Isso longe está de ser um fenômeno do acaso, uma aparição marginal à lógica do tempo. Se só víssemos a realidade com os olhos de hoje, seria inexplicável notar que toda a mídia esteja unida na divulgação e no apoio aos jovens nas ruas. No rádio, jornais, revistas e televisão, os caras são a juventude revoltada. Projeta-se até mesmo uma telenovela com os novos heróis, numa assimilação rápida do instante presente, numa criação inédita, pois nenhuma arte fez isso até hoje – a criação sem a passagem do passado. O sistema é esperto e multiforme. Há até quem diga que a depredação de bancas de revista e lojas seria um ótimo negócio para os bancos: os pequenos empresários, falidos, procurarão empréstimos a qualquer taxa de juros.
O protesto virou um happening. É a maior festa do Face. Um evento de sucesso. Mas a “juventude indignada” é mais que um movimento nascido no Facebook. Além de ser o que dele falam alguns sociólogos, quando o veem como resultado das condições sociais e econômicas do Brasil, os protestos nas ruas parecem ser, de imediato, um acúmulo da doutrinação da mídia que, à semelhança de música do hit parade, martelou denúncias diárias e frequentes do mensalão, na fúria contra os governos Lula e Dilma. Ele, o espantalho Lula/Dilma, com as suas bolsas família, perdão, bolsas esmola e Prounis, ameaçou diminuir o poder secular da elite brasileira. Mas como pode um protesto de jovens ser conservador, pois tudo que é jovem é novo e belo, pois não? Como poderia um protesto contra o mundo se voltar contra governos à esquerda?
Pois sim. Em São Paulo, militantes de partidos políticos foram expulsos do ato na Praça da Sé. Mais, em maioria, os jovens nas ruas negam a existência de partidos políticos, quero dizer, negam o direito à existência dessas legítimas expressões da democracia. Em seu lugar, nas ruas levantam bandeiras e lemas velhos, desde a Itália e Alemanha dos anos 30: falam em “nação”, em “pátria”, quando mais próprio deveriam falar no fascínio do fascismo sobre as suas cabecinhas. O movimento, aqui e ali, tem se transformado em algo sujo e excludente, que todos conhecemos como a direita. Em página do Facebook, as múmias da ditadura aproveitam e criam um Golpe Militar 2014, com quase 5.000 pessoas. É essa a primavera brasileira?
Alegam, os velhinhos à moda paizão, que isso é a minoria, que tais ocorrências não refletem o caráter dessa coisa nova, linda e inexplicável de um movimento de massa independente. Então, como assimilar jovens universitários com bandeiras do gênero “Foda-se o Brasil”? Seria isso a revolta justa de alguém excluído dos benefícios dos últimos governos?
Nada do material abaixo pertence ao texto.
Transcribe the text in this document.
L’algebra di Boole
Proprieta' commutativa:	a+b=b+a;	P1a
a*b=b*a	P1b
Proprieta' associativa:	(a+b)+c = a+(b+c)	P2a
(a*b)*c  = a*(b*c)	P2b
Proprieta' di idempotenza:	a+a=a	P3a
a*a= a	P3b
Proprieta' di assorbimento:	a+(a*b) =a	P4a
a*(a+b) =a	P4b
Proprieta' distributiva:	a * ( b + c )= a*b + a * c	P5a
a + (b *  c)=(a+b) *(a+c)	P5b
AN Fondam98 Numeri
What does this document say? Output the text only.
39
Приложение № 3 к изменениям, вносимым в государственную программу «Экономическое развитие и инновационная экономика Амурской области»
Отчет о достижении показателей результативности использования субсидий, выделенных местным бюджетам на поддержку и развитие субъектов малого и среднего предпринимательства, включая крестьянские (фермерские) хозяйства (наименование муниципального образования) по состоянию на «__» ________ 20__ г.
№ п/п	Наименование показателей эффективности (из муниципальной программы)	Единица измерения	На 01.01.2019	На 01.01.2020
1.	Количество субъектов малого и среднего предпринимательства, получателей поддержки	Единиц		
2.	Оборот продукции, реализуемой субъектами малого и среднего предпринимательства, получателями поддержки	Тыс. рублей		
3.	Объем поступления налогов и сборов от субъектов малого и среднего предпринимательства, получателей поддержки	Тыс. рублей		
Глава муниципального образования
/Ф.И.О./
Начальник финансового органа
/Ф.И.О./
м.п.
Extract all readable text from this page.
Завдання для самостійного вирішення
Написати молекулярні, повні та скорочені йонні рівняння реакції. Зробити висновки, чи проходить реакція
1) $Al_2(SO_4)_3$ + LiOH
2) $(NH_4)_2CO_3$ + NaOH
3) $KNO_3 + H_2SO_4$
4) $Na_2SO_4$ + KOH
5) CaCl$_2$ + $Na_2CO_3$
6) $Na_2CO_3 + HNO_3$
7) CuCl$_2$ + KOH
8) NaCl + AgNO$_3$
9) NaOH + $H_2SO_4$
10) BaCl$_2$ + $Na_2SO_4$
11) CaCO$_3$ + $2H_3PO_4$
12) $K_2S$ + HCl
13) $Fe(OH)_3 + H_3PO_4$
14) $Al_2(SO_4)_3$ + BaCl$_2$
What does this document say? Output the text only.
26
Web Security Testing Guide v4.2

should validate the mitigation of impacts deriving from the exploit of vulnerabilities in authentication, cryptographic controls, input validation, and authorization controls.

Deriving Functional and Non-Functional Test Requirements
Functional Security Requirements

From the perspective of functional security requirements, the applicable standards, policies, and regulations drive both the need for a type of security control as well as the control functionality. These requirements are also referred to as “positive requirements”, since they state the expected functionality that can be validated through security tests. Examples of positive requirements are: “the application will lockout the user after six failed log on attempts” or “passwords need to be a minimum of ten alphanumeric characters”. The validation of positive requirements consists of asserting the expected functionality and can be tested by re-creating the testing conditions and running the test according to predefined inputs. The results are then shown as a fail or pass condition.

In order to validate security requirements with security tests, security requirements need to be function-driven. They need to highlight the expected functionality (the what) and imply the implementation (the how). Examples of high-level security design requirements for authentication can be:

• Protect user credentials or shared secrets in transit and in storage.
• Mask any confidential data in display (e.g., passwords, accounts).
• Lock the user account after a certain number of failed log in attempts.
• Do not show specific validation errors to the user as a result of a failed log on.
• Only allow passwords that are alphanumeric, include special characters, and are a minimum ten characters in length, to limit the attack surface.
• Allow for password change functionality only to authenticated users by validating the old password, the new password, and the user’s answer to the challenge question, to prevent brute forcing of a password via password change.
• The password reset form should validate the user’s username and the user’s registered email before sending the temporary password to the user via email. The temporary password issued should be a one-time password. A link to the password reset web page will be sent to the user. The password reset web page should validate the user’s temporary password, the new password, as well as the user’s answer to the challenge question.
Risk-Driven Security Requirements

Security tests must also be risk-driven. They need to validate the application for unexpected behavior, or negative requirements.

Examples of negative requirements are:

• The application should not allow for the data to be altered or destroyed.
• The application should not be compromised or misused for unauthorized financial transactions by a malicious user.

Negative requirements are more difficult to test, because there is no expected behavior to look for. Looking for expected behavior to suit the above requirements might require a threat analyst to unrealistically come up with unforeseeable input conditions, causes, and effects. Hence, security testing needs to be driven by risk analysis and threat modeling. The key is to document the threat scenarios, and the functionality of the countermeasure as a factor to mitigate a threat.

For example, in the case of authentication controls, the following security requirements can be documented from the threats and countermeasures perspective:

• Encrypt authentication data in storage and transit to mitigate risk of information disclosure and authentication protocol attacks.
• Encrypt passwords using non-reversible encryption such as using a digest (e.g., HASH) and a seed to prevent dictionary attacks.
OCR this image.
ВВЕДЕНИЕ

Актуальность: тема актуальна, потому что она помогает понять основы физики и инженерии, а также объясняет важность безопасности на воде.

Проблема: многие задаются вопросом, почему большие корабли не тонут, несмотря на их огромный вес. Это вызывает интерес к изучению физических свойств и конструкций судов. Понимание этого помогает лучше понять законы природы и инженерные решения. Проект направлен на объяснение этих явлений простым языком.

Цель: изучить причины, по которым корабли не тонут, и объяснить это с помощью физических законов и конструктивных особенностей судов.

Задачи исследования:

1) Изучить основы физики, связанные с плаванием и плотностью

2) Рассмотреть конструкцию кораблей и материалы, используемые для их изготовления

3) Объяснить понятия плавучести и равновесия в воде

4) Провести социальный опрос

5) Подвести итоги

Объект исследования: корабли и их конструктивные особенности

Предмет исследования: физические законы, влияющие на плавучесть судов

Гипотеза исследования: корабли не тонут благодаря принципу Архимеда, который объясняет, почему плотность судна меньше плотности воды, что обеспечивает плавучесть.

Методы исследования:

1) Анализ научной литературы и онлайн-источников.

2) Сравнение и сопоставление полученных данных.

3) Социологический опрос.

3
Um programa de construção para a identidade nacional? Ou será algo mais próximo de velhíssimos fascistas que sobrevivem em peles de pouca idade, malhadas, dos grupos neonazistas ou alienados em geral que se referem a nordestinos como os mendigos do Bolsa Família? Mas isso é um fenômeno marginal, fala-se, em um movimento de mais de 100 mil em passeata, em multidões de Galo da Madrugada em pacífica reivindicação.
Sim, com tais extremos, é minoritária a expressão do fascio. Mas há uma imensa massa despolitizada onde tais apelos impressionam. Numa pesquisa empírica, que os órgãos de melhor método poderão confirmar, perguntem aos revoltados da hora quais os problemas do Brasil. A maioria vai declarar que o maior dos problemas é a corrupção. Em cartazes, todos vemos nas passeatas “Cadê a Dilma da guerrilha?”. Vídeos no YouTube com falas de carinhas moças chamam para as ruas com “Vamos parar a roubalheira do governo… Vamos parar com essa palhaçada do governo do Brasil… O Inimigo é o Governo”.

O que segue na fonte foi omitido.